NATO chief 'optimistic' that allies will support France in Sahel region
France's NATO allies would "very seriously" consider any official request by President Emmanuel Macron to become more involved in the war against Islamist groups in the Sahel region of Africa, NATO's Secretary General Jens Stoltenberg told FRANCE 24 on Friday. Stoltenberg said he expects NATO allies to give a "positive response".
Stoltenberg's comments came just a day after Macron said France was reviewing "all its options" following the death of 13 French soldiers after two helicopters collided during a combat mission in Mali, one of five African countries - including Mauritania, Burkina Faso, Chad and Niger - where the French "Barkhane" military operation against Islamist militants is now in its sixth year.
It was the heaviest single loss of troops in a French military operation in nearly four decades.
While France is a NATO member, it has been taking on the brunt of the fight in the Sahel, with other alliance members such as the US, UK, Spain, Denmark and Estonia offering limited support, mostly in the form of intelligence or logistical help.
Stoltenberg said that he expected France to get a positive response if it made a formal request for greater NATO involvement in the region.

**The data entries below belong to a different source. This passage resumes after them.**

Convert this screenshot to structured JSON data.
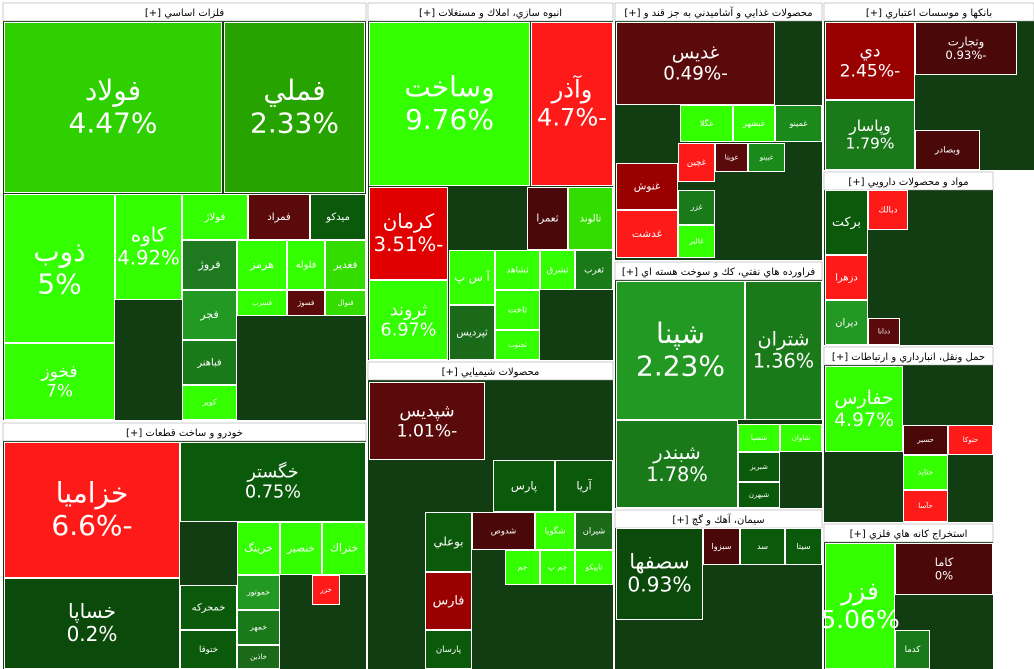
{
  "chart_data": {
    "type": "treemap",
    "sectors": [
      {
        "title": "فلزات اساسي [+]",
        "tiles": [
          {
            "name": "فولاد",
            "value": 4.47,
            "value_label": "4.47%",
            "color": "#2fd000"
          },
          {
            "name": "فملي",
            "value": 2.33,
            "value_label": "2.33%",
            "color": "#27a300"
          },
          {
            "name": "ذوب",
            "value": 5,
            "value_label": "5%",
            "color": "#33ff00"
          },
          {
            "name": "فخوز",
            "value": 7,
            "value_label": "7%",
            "color": "#33ff00"
          },
          {
            "name": "كاوه",
            "value": 4.92,
            "value_label": "4.92%",
            "color": "#33ff00"
          },
          {
            "name": "فولاژ",
            "color": "#33ff00"
          },
          {
            "name": "فمراد",
            "color": "#5a0a0a"
          },
          {
            "name": "ميدكو",
            "color": "#0b5a0b"
          },
          {
            "name": "فروژ",
            "color": "#1f7a1f"
          },
          {
            "name": "هرمز",
            "color": "#33ff00"
          },
          {
            "name": "فلوله",
            "color": "#33ff00"
          },
          {
            "name": "فغدير",
            "color": "#33dd00"
          },
          {
            "name": "فجر",
            "color": "#229922"
          },
          {
            "name": "فسرب",
            "color": "#33ff00"
          },
          {
            "name": "فسوژ",
            "color": "#5a0a0a"
          },
          {
            "name": "فنوال",
            "color": "#33dd00"
          },
          {
            "name": "فباهنر",
            "color": "#1a7a1a"
          },
          {
            "name": "كوير",
            "color": "#33ff00"
          }
        ]
      },
      {
        "title": "انبوه سازي، املاك و مستغلات [+]",
        "tiles": [
          {
            "name": "وساخت",
            "value": 9.76,
            "value_label": "9.76%",
            "color": "#33ff00"
          },
          {
            "name": "وآذر",
            "value": -4.7,
            "value_label": "-4.7%",
            "color": "#ff1a1a"
          },
          {
            "name": "كرمان",
            "value": -3.51,
            "value_label": "-3.51%",
            "color": "#e00000"
          },
          {
            "name": "ثروند",
            "value": 6.97,
            "value_label": "6.97%",
            "color": "#33ff00"
          },
          {
            "name": "ثعمرا",
            "color": "#4a0808"
          },
          {
            "name": "ثالوند",
            "color": "#33dd00"
          },
          {
            "name": "آ س پ",
            "color": "#33ff00"
          },
          {
            "name": "ثشاهد",
            "color": "#33ff00"
          },
          {
            "name": "ثشرق",
            "color": "#33ff00"
          },
          {
            "name": "ثغرب",
            "color": "#1a7a1a"
          },
          {
            "name": "ثاخت",
            "color": "#33ff00"
          },
          {
            "name": "ثپرديس",
            "color": "#1a6a1a"
          },
          {
            "name": "ثجنوب",
            "color": "#33ff00"
          }
        ]
      },
      {
        "title": "محصولات غذايي و آشاميدني به جز قند و [+]",
        "tiles": [
          {
            "name": "غديس",
            "value": -0.49,
            "value_label": "-0.49%",
            "color": "#5a0a0a"
          },
          {
            "name": "غگلا",
            "color": "#33ff00"
          },
          {
            "name": "غبشهر",
            "color": "#33ff00"
          },
          {
            "name": "غمينو",
            "color": "#1a8a1a"
          },
          {
            "name": "غنوش",
            "color": "#990000"
          },
          {
            "name": "غدشت",
            "color": "#ff1a1a"
          },
          {
            "name": "غچين",
            "color": "#ff1a1a"
          },
          {
            "name": "غويتا",
            "color": "#5a0a0a"
          },
          {
            "name": "غبينو",
            "color": "#1a8a1a"
          },
          {
            "name": "غزر",
            "color": "#1a7a1a"
          },
          {
            "name": "غالبر",
            "color": "#33ff00"
          }
        ]
      },
      {
        "title": "بانکها و موسسات اعتباري [+]",
        "tiles": [
          {
            "name": "دي",
            "value": -2.45,
            "value_label": "-2.45%",
            "color": "#990000"
          },
          {
            "name": "وتجارت",
            "value": -0.93,
            "value_label": "-0.93%",
            "color": "#4a0808"
          },
          {
            "name": "وپاسار",
            "value": 1.79,
            "value_label": "1.79%",
            "color": "#1a7a1a"
          },
          {
            "name": "وبصادر",
            "color": "#4a0808"
          }
        ]
      },
      {
        "title": "فراورده هاي نفتي، كك و سوخت هسته اي [+]",
        "tiles": [
          {
            "name": "شپنا",
            "value": 2.23,
            "value_label": "2.23%",
            "color": "#229922"
          },
          {
            "name": "شتران",
            "value": 1.36,
            "value_label": "1.36%",
            "color": "#1a7a1a"
          },
          {
            "name": "شبندر",
            "value": 1.78,
            "value_label": "1.78%",
            "color": "#1a7a1a"
          },
          {
            "name": "شسپا",
            "color": "#33ff00"
          },
          {
            "name": "شاوان",
            "color": "#33ff00"
          },
          {
            "name": "شبريز",
            "color": "#0b5a0b"
          },
          {
            "name": "شبهرن",
            "color": "#0b5a0b"
          }
        ]
      },
      {
        "title": "محصولات شيميايي [+]",
        "tiles": [
          {
            "name": "شپديس",
            "value": -1.01,
            "value_label": "-1.01%",
            "color": "#5a0a0a"
          },
          {
            "name": "پارس",
            "color": "#0b5a0b"
          },
          {
            "name": "آريا",
            "color": "#0b5a0b"
          },
          {
            "name": "بوعلي",
            "color": "#0b5a0b"
          },
          {
            "name": "شدوص",
            "color": "#4a0808"
          },
          {
            "name": "شگويا",
            "color": "#33ff00"
          },
          {
            "name": "شيران",
            "color": "#1a6a1a"
          },
          {
            "name": "فارس",
            "color": "#990000"
          },
          {
            "name": "پارسان",
            "color": "#0b5a0b"
          },
          {
            "name": "جم",
            "color": "#33ff00"
          },
          {
            "name": "جم پ",
            "color": "#33ff00"
          },
          {
            "name": "تاپيكو",
            "color": "#33ff00"
          }
        ]
      },
      {
        "title": "خودرو و ساخت قطعات [+]",
        "tiles": [
          {
            "name": "خزاميا",
            "value": -6.6,
            "value_label": "-6.6%",
            "color": "#ff1a1a"
          },
          {
            "name": "خساپا",
            "value": 0.2,
            "value_label": "0.2%",
            "color": "#0b4a0b"
          },
          {
            "name": "خگستر",
            "value": 0.75,
            "value_label": "0.75%",
            "color": "#0b5a0b"
          },
          {
            "name": "خرينگ",
            "color": "#33ff00"
          },
          {
            "name": "خنصير",
            "color": "#33ff00"
          },
          {
            "name": "ختراك",
            "color": "#33ff00"
          },
          {
            "name": "خمحركه",
            "color": "#0b5a0b"
          },
          {
            "name": "ختوقا",
            "color": "#0b5a0b"
          },
          {
            "name": "خموتور",
            "color": "#229922"
          },
          {
            "name": "خمهر",
            "color": "#1a7a1a"
          },
          {
            "name": "خاذين",
            "color": "#1a6a1a"
          },
          {
            "name": "خزر",
            "color": "#ff1a1a"
          }
        ]
      },
      {
        "title": "سيمان، آهك و گچ [+]",
        "tiles": [
          {
            "name": "سصفها",
            "value": 0.93,
            "value_label": "0.93%",
            "color": "#0b4a0b"
          },
          {
            "name": "سبزوا",
            "color": "#4a0808"
          },
          {
            "name": "سد",
            "color": "#0b5a0b"
          },
          {
            "name": "سيتا",
            "color": "#0b5a0b"
          }
        ]
      },
      {
        "title": "مواد و محصولات دارويي [+]",
        "tiles": [
          {
            "name": "بركت",
            "color": "#0b5a0b"
          },
          {
            "name": "دبالك",
            "color": "#ff1a1a"
          },
          {
            "name": "دزهرا",
            "color": "#ff1a1a"
          },
          {
            "name": "ديران",
            "color": "#229922"
          },
          {
            "name": "ددانا",
            "color": "#5a0a0a"
          }
        ]
      },
      {
        "title": "حمل ونقل، انبارداري و ارتباطات [+]",
        "tiles": [
          {
            "name": "حفارس",
            "value": 4.97,
            "value_label": "4.97%",
            "color": "#33ff00"
          },
          {
            "name": "حسير",
            "color": "#4a0808"
          },
          {
            "name": "حتوكا",
            "color": "#ff1a1a"
          },
          {
            "name": "حتايد",
            "color": "#33ff00"
          },
          {
            "name": "حآسا",
            "color": "#ff1a1a"
          }
        ]
      },
      {
        "title": "استخراج كانه هاي فلزي [+]",
        "tiles": [
          {
            "name": "فزر",
            "value": 5.06,
            "value_label": "5.06%",
            "color": "#33ff00"
          },
          {
            "name": "كاما",
            "value": 0,
            "value_label": "0%",
            "color": "#4a0808"
          },
          {
            "name": "كدما",
            "color": "#1a7a1a"
          }
        ]
      }
    ]
  }
}
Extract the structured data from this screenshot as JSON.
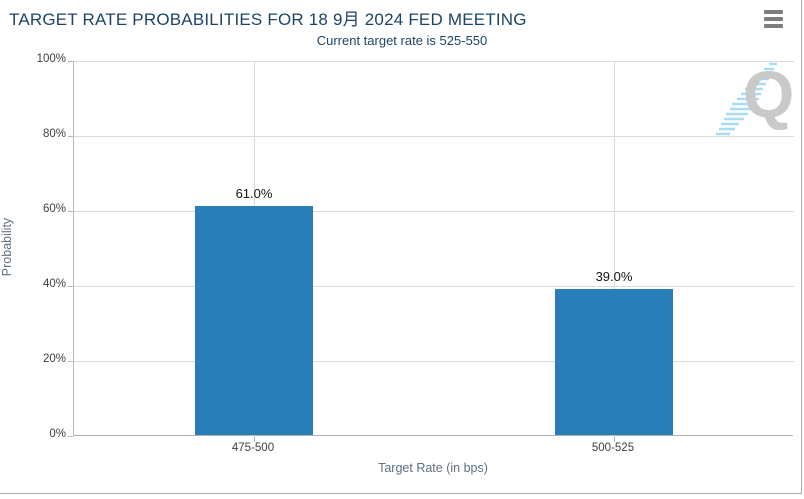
{
  "header": {
    "title": "TARGET RATE PROBABILITIES FOR 18 9月 2024 FED MEETING",
    "subtitle": "Current target rate is 525-550",
    "menu_icon": "hamburger-icon"
  },
  "colors": {
    "title_text": "#1d4466",
    "bar_fill": "#2a7eb8",
    "gridline": "#dcdcdc",
    "axis_line": "#b3b3b3",
    "watermark_letter": "#c9c9c9",
    "watermark_stripes": "#a9dcf2"
  },
  "chart_data": {
    "type": "bar",
    "title": "TARGET RATE PROBABILITIES FOR 18 9月 2024 FED MEETING",
    "subtitle": "Current target rate is 525-550",
    "categories": [
      "475-500",
      "500-525"
    ],
    "values": [
      61.0,
      39.0
    ],
    "value_labels": [
      "61.0%",
      "39.0%"
    ],
    "xlabel": "Target Rate (in bps)",
    "ylabel": "Probability",
    "ylim": [
      0,
      100
    ],
    "ytick_labels": [
      "100%",
      "80%",
      "60%",
      "40%",
      "20%",
      "0%"
    ],
    "grid": true,
    "legend_position": "none",
    "watermark_letter": "Q"
  }
}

"If France comes to NATO and actually asks for support, then I really expect that NATO allies will consider that very seriously because NATO allies understand the challenges we all face in the Sahel and NATO has the structures, we have the command structures, we’ve done it many times before."
Stoltenberg added that while any decision on NATO help would require consultation with the 28 other alliance members, he was "quite optimistic" and "absolutely confident" that a request from France would get a "positive response".
Stoltenberg noted several precedents for NATO forces conducting large-scale combat missions in regions ranging from the Balkans in the 1990s, to Afghanistan, Iraq and elsewhere.
"So NATO has the capacity to do a wide range of issues in support of France in Sahel," he said.
>> France's quagmire? Sahel region targeted by increasing jihadist attacks
On another issue, Stoltenberg defended himself against criticism that he had been too soft in his response to Turkey, a NATO member, following the launch of its military operation into northeast Syria in October without first consulting with European allies.
Stoltenberg said he had expressed his "deep concerns" about the operation to Turkey's leaders in the days after its launch. But he stressed Turkey's strategic importance to NATO, and suggested that the best way to deal with the situation was through dialogue and frank discussion.
"Turkey is an important ally. Just look at the map. They are the only ally bordering Iraq and Syria. They have been extremely important, their bases, their infrastructure in the fight against ISIS (another name for the Islamic State group), liberating territory that ISIS controlled a few months ago. And no other ally has suffered more terrorist attacks than Turkey. And no other ally hosts more refugees than Turkey: 3.6 million refugees from Syria.
"So we just have to recognise that, while we also express our concern about the situation in northeast Syria."
Stoltenberg made his remarks just days before NATO leaders are due to gather at a 70th birthday summit in London that has been marred by internal squabbling in its run-up, with longtime allies at loggerheads over the alliance's future purpose and course.